4. Catching Up a Replica Using Snapshots
For replication or secondary nodes catching up:
- Take a snapshot of the primary node (or upstream DB).
- Transfer the SSTs to the replica node.
- Ingest SSTs in the same column family order.
- Resume normal replication using WALs or transaction logs.
// Example: applying snapshot to a follower
for (const auto &cf_name : snapshot_order) {
auto cf_handle = follower_db->GetColumnFamilyHandle(cf_name);
follower_db->IngestExternalFile(cf_handle, sst_files_for_cf[cf_name], ingest_options);
}
- Ensures the replica has exactly the same state as the snapshot point.
- Useful for fast bootstrap or catching up lagging replicas.

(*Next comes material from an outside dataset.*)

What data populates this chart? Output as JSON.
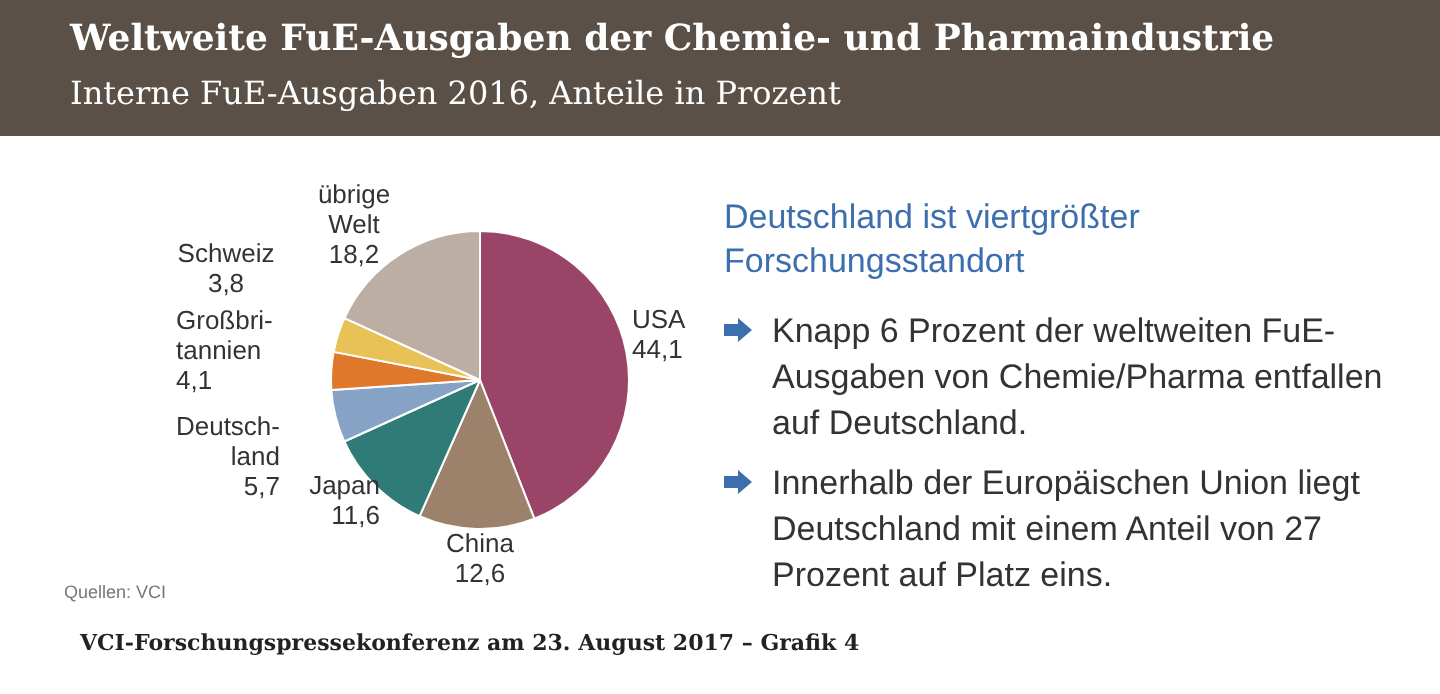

5. Comparison of Backup Methods
| Feature | Snapshot Backup | File-based Checkpoint |
|---|---|---|
| Granularity | Column-family level, can be selective | Whole DB only |
| Size | Smaller if incremental | Typically larger |
| Restore flexibility | Can merge into existing DB | Must restore whole DB |
| Consistency | Point-in-time per SST | Atomic point-in-time for entire DB |
| Use cases | Replication, incremental backup, selective restore | Full backup, disaster recovery, migration |
| Complexity | Higher, requires tracking SSTs and CF order | Lower, just copy directory |
6. Best Practices
- Use snapshots for:
- Replication
- Incremental backup
- Selective CF restore
- Use checkpoints for:
- Full database backup
- Disaster recovery
- Moving or migrating the database
- Tracking backup metadata
-
For snapshots, maintain:
-
CF names
-
SST file list
-
Ingestion order
- Apply backups in order
- Critical for consistency, especially when restoring multiple CFs.
- Verify backup
- Always use iterators to check data integrity after restore.